そこに登場したのがアルギニン。天然に存在するアミノ酸で、すでに市販のサプリメントとして入手可能であり、値段はまずまずのサンドイッチ程度。近畿大学とそのパートナー機関の研究者らが『Neurochemistry International』に発表した研究によると、アルギニンはアルツハイマー病の動物モデルにおいて有害なAβタンパク質の蓄積を減らすことができる。アルギニンはまた、安全な化学シャペロンとして作用し、タンパク質が適切な構造を維持するのを助ける。つまり、分子のための監視員のようなものだ。

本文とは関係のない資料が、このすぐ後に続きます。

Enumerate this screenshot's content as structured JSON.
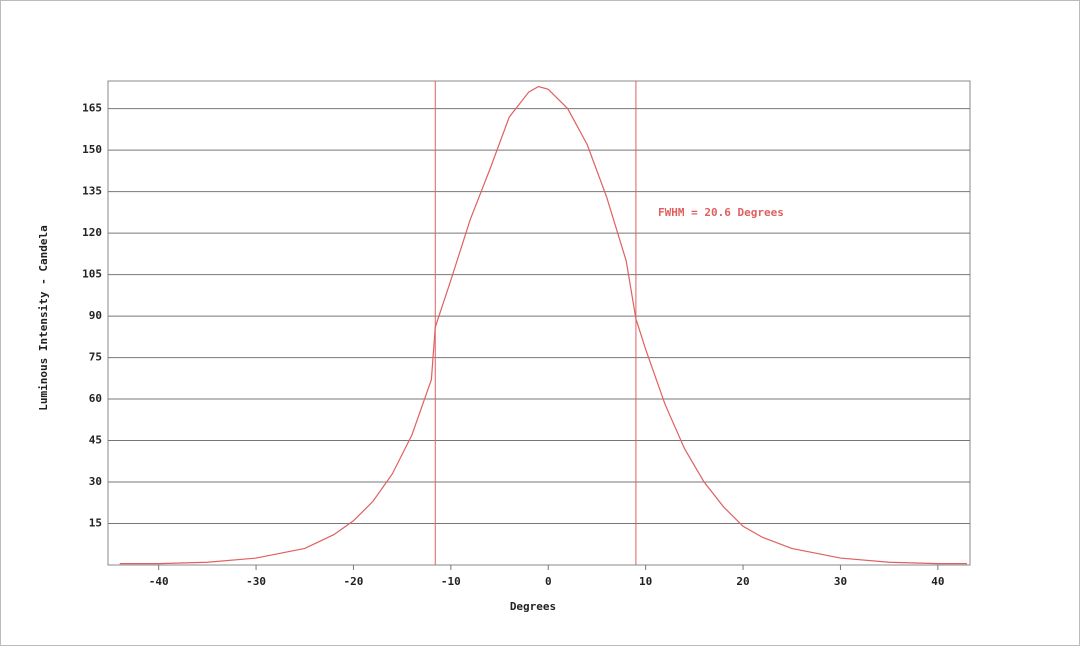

このチームには、近畿大学医学部神経内科の大学院生・藤井香菜子氏、教授・永井義隆氏、准教授・竹内俊彦氏が含まれており、この研究で使用された用量と方法は研究用に特別に設計されたものであり、市販製品と同じではないと強調している。だから、まだ地元の薬局でアルギニンサプリを大量に摂取し始めないでほしい。

実験室での実験で、科学者たちはまず、アルギニンが特に毒性が高いと考えられるAβ42凝集体の形成を阻害できることを示した。その効果は濃度が高くなるにつれて増加した。なぜなら、時にはもっと多くが本当にもっと効果的なのだから。次に、彼らは2つの確立されたアルツハイマーモデルで経口アルギニンをテストし、両方のケースでアルギニン治療がAβの蓄積を減らし、その有害な影響を軽減した。

「私たちの研究は、アルギニンがin vitroとin vivoの両方でAβ凝集を抑制できることを示しています」と永井教授は説明する。「この発見がエキサイティングなのは、アルギニンがすでに臨床的に安全で安価であることが知られており、ADの治療選択肢として再利用するための非常に有望な候補であることです。」

マウスモデルでは、その効果はタンパク質の蓄積を減らすだけにとどまらなかった。アルギニンはアミロイド斑のレベルを低下させ、脳内の不溶性Aβ42の量を減少させた。治療を受けたマウスは行動テストでも良い成績を示し、おそらく迷路を間違えずに進むことができたのだろう。研究者らは、アルギニンが神経炎症(アルツハイマーの主要な特徴)に関連する炎症性サイトカインに関連する遺伝子の活性を低下させることを発見した。これは、アルギニンが有害なタンパク質凝集を防ぐだけでなく、より広く脳細胞を保護する可能性を示唆している。

「私たちの研究結果は、タンパク質の誤った折り畳みと凝集によって引き起こされる神経変性疾患に対するアルギニンベースの戦略を開発する新たな可能性を開きます」と永井教授は述べる。「その優れた安全性プロファイルと低コストを考えると、アルギニンはアルツハイマー病や潜在的に他の関連疾患の臨床試験に迅速に移行できる可能性があります。」

この研究は、既存の確立された化合物の新しい用途を見つけることを含むドラッグリポジショニングへの関心の高まりを浮き彫りにしている。アルギニンは日本ですでに臨床で使用されており、安全に脳に到達することが示されているため、従来の薬剤開発を遅らせる初期のハードルのいくつかを回避できる可能性がある。それでも、研究者らはさらなる研究が必要だと警告している。これらの結果がヒトでも再現できるかどうかを判断し、最も効果的な投与戦略を確立するために、追加の前臨床および臨床研究が必要となるだろう。

それでも、この研究結果は、単純な栄養学的または薬理学的アプローチがアミロイドの蓄積を減らし、脳機能を改善するのに役立つ可能性があるという強力な初期の証拠を提供している。治療法としての可能性を超えて、この研究はAβタンパク質がどのように形成され蓄積されるかについて新たな光を当てている。